As the retreating Bructeri began to burn their own 
possessions, to deny to the Romans every sustenance but 
ashes,

        a flying column sent by Germanicus
commanded by Lucius Stertinius

routed them;
        and there, discovered amid plunder and the dead,

was the Eagle of the nineteenth 
legion, lost with Varus.

The Romans now
brought to the land of the Bructeri, —to whatever lay
between the river Ems and the river Lippe, 
to the very edge of their territory, — 
                                                                          devastation;

until they reached at last

the Teutoburgian Wood,
                                                in whose darkness

Varus and the remains of his fifteen thousand men, 
it was said, lay unburied.

Germanicus then conceived a desire
to honor with obsequies these unburied warriors whose
massacre once filled Augustus himself with rage and 
shame, — 
                with hope or fear every corner of the Empire, —

while the least foot soldier, facing alien 
terrain, was overcome with pity when he

thought of family, friends, the sudden 
reversals of battle, and shared human fate.

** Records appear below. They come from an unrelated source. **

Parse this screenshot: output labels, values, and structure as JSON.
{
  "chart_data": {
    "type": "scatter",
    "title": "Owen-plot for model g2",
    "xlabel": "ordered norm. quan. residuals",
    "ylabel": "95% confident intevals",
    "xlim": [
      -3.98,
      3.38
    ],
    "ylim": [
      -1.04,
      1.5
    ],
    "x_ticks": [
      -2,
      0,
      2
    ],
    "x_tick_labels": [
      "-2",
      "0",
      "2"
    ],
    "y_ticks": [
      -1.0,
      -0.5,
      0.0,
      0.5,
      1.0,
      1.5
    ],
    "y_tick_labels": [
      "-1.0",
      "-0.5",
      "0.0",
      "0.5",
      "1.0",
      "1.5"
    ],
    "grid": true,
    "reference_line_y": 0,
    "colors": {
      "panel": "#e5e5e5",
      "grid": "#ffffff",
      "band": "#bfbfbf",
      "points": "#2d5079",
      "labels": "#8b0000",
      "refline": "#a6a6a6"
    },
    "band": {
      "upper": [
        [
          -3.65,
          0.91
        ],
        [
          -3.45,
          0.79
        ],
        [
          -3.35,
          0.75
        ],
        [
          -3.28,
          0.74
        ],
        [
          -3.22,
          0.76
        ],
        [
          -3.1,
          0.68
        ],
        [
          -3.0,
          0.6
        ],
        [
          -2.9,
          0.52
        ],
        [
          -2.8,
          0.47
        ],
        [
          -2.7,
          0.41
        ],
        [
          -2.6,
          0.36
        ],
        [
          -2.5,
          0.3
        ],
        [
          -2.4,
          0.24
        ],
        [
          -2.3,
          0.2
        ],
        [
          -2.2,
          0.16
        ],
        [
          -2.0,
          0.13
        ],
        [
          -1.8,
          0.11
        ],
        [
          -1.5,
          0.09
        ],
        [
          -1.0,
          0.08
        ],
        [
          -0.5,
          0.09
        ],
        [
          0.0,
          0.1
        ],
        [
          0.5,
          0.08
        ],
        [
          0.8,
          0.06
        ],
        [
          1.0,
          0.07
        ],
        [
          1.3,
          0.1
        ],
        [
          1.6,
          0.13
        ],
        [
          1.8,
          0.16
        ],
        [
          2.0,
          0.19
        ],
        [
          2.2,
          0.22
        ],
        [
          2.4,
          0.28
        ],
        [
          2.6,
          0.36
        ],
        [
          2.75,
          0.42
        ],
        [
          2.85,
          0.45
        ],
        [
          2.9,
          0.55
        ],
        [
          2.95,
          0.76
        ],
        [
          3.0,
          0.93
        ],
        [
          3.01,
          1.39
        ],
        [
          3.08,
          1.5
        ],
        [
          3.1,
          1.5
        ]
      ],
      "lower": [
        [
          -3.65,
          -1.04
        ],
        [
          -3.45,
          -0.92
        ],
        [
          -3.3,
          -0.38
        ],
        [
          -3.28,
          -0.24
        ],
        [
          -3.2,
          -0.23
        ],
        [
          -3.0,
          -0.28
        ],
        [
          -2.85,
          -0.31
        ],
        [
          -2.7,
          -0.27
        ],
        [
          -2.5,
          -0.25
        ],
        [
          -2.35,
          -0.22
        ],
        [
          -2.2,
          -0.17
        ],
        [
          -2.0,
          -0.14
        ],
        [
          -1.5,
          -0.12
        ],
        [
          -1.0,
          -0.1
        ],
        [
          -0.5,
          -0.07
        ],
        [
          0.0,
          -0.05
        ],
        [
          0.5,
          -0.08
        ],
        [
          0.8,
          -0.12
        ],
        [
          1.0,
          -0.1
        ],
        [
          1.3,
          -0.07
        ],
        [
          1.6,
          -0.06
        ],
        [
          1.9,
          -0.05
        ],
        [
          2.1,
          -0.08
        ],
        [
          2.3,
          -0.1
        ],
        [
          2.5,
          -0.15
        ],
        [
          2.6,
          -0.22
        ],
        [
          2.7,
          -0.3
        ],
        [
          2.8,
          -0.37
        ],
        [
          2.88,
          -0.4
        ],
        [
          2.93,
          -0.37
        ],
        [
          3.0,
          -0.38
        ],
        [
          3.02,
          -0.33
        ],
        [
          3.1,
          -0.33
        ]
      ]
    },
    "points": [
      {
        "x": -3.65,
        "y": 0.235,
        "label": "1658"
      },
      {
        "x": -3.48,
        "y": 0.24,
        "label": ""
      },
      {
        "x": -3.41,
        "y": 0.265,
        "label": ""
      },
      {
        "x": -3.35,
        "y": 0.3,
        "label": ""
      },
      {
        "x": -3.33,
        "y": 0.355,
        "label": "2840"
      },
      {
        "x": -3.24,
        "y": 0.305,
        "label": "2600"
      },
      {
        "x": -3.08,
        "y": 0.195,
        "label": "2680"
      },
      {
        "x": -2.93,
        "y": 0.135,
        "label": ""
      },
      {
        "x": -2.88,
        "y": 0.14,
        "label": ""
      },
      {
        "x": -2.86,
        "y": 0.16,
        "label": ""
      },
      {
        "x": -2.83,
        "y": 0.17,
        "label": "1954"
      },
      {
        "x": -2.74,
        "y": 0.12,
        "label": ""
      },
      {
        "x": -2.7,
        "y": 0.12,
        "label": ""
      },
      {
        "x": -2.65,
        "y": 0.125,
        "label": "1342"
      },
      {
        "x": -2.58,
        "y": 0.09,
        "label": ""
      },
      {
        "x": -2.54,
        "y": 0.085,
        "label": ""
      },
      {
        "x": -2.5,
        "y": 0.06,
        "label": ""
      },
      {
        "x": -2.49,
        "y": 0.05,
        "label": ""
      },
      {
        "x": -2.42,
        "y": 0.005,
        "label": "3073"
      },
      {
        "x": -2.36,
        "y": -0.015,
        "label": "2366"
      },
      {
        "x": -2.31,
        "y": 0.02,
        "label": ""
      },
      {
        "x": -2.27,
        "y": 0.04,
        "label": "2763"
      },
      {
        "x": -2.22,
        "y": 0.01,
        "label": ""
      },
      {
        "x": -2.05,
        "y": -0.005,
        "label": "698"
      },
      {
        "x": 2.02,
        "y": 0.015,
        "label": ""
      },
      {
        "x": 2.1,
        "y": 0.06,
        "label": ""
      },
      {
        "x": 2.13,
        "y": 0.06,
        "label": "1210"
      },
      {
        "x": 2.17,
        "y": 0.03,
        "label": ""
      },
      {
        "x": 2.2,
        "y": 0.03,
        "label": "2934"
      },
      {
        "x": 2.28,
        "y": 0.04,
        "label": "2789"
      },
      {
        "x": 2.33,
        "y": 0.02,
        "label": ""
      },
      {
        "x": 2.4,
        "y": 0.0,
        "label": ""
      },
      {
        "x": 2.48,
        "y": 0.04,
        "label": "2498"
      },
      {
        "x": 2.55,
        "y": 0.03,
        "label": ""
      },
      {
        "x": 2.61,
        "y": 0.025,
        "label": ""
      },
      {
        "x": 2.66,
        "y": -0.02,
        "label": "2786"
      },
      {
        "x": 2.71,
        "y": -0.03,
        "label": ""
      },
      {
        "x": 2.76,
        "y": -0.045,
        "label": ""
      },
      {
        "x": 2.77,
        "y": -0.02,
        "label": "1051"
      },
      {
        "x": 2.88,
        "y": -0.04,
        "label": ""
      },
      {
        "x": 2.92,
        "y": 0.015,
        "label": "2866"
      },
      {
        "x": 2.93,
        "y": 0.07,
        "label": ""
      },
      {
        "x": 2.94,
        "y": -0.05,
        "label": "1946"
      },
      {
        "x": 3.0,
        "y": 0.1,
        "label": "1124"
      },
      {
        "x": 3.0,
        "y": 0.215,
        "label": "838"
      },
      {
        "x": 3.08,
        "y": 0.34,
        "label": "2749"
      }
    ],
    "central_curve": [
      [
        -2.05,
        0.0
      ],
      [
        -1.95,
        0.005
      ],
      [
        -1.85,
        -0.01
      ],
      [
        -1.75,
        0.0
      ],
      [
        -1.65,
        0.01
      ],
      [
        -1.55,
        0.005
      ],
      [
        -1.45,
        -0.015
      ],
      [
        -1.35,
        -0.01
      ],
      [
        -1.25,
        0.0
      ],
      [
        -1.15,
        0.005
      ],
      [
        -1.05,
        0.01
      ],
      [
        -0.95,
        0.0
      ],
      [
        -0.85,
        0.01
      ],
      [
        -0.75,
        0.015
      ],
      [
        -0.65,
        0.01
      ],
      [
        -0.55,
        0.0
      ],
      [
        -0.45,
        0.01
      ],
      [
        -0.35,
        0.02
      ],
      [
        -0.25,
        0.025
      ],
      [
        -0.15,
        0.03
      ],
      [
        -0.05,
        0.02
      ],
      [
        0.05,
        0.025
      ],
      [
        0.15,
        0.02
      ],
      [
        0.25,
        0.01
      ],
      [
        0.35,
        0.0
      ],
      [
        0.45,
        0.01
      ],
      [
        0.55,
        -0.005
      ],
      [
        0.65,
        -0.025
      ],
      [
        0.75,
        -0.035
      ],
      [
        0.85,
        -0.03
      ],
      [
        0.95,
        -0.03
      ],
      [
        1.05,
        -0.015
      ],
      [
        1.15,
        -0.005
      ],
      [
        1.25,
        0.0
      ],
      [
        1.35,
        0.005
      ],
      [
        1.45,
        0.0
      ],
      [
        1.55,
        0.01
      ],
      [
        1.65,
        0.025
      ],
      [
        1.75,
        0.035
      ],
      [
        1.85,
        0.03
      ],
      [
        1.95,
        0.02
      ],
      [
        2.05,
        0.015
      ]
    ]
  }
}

First Caecina and his men 
entered,— 
                    ordered to reconnoiter the dismal

treacherous passes, to attempt to build bridges and 
causeways across the uneven, sodden marshland,—

then the rest of the army, witness to scenes 
rending to sight and memory of sight.

Varus’ first camp, with its wide sweep and deployment 
of ordered space in confident dimension, 
testified to the calm labors of three legions; —

then a ruined half-well and shallow ditch 
showed where a desperate remnant had 
been driven to take cover;—

                                                        on the open ground between them

were whitening bones, free 
from putrefaction, —

                        scattered where men had been struck down 
fleeing, heaped up

where they stood their ground before slaughter.

Fragments of spears and horses’ limbs lay 
intertwined, while human

                                                        skulls were nailed

like insults to the tree-trunks.

Nearby groves held the altars
on which the savage Germans
sacrificed the tribunes and chief centurions.